Urban .21 | Wohnen mit Zukunft

Ländle macht auf Musterstädtle

Bundesland führt Wohnungsbau-Ministerium ein

Ein sicheres und bezahlbares Zuhause ist für jeden Menschen existentiell. Hierbei ist zunehmend auch wieder der Staat gefordert. Dies gilt insbesondere in Zeiten rapide steigender Immobilienpreise und Mieten in den urbanen Zentren. Nachdem sich der Staat und viele Städte in den letzten Jahrzehnten aus dem Thema Wohnen zurückzogen, ändert sich dies nun langsam wieder. Mit Baden-Württemberg hat der erste Flächenstaat ein eigenständiges Ministerium für Landesentwicklung und Wohnen geschaffen. Das gab es zuvor nur in Stadtstaaten.

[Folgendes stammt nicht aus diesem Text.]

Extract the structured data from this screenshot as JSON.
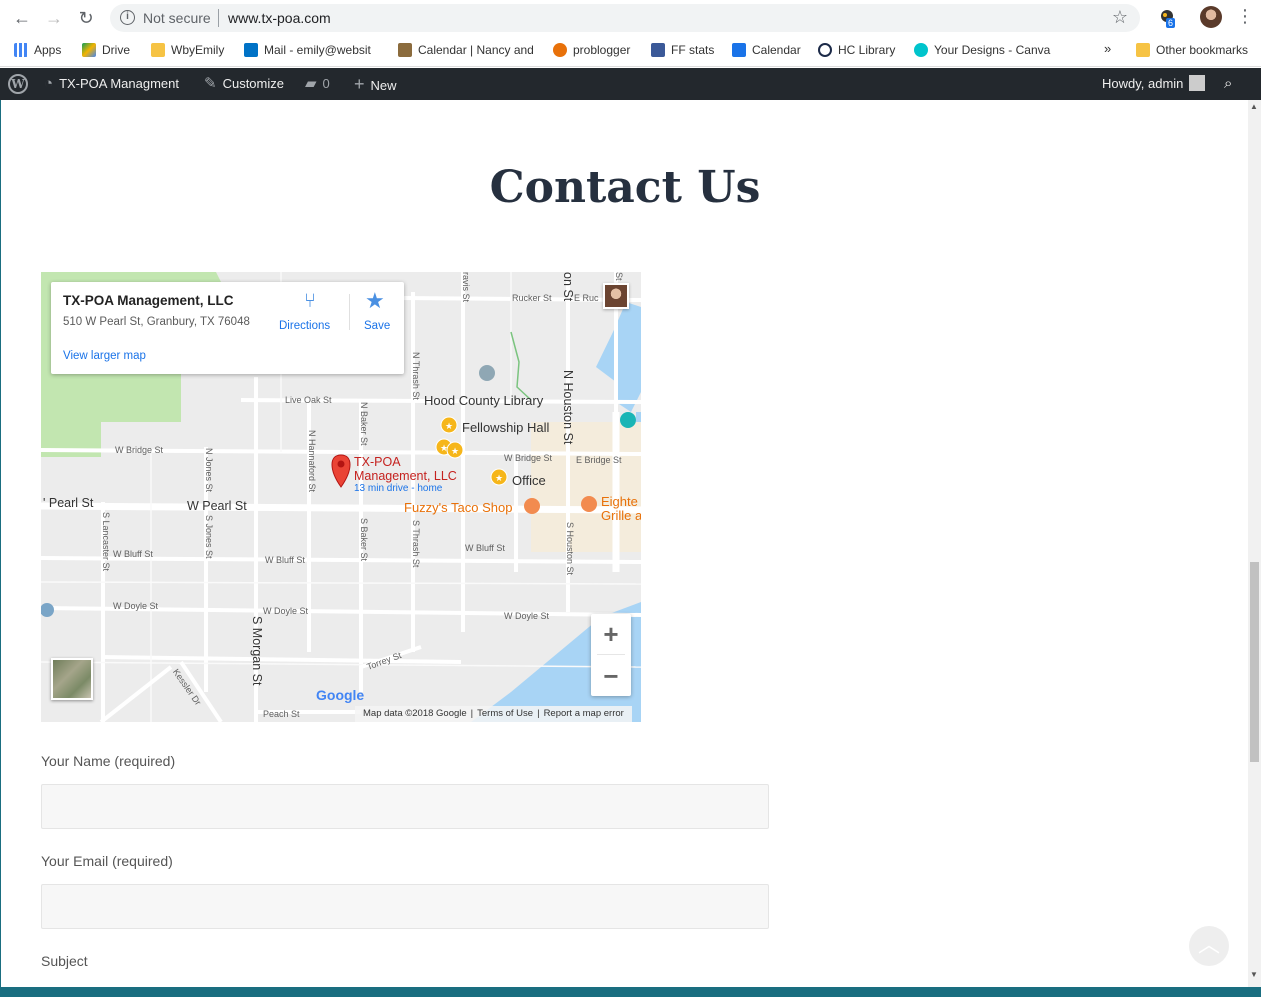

Es ist ein vielversprechendes Signal aus Baden-Württemberg: Wohnen soll zusammen mit der Landesentwicklung im eigenen Ministerium zur Chefsache werden. Bezahlbares Wohnen und innovatives Bauen sind Kern der Mission, zu der sich diverse Handlungsansätze im seit Mai geltenden Koalitionsvertrag der einzigen grün geführten Landesregierung in Deutschland finden. Welche davon das neue Haus erfolgreich angepackt, wird sich zeigen müssen. Neben einem auf sieben Jahre angelegten Strategiedialog sind auch viele andernorts thematisierte Stichworte genannt: Von der Stärkung der gemeinwohlorientierten Akteure bis zu nachwachsenden Materialien als Baustoffen und Urban Mining oder der effektiveren Nutzung bestehender Räume beziehungsweise Flächen. Bei all dem soll es auch um eine veränderte Haltung, Wertschätzung und Akzeptanz eines vielfältigen innovativen Bauens und Wohnens gehen. Hinzu kommen die Querschnittsthemen Klimaschutz, Mobilität und Digitalisierung, an denen heute niemand mehr vorbeikommt.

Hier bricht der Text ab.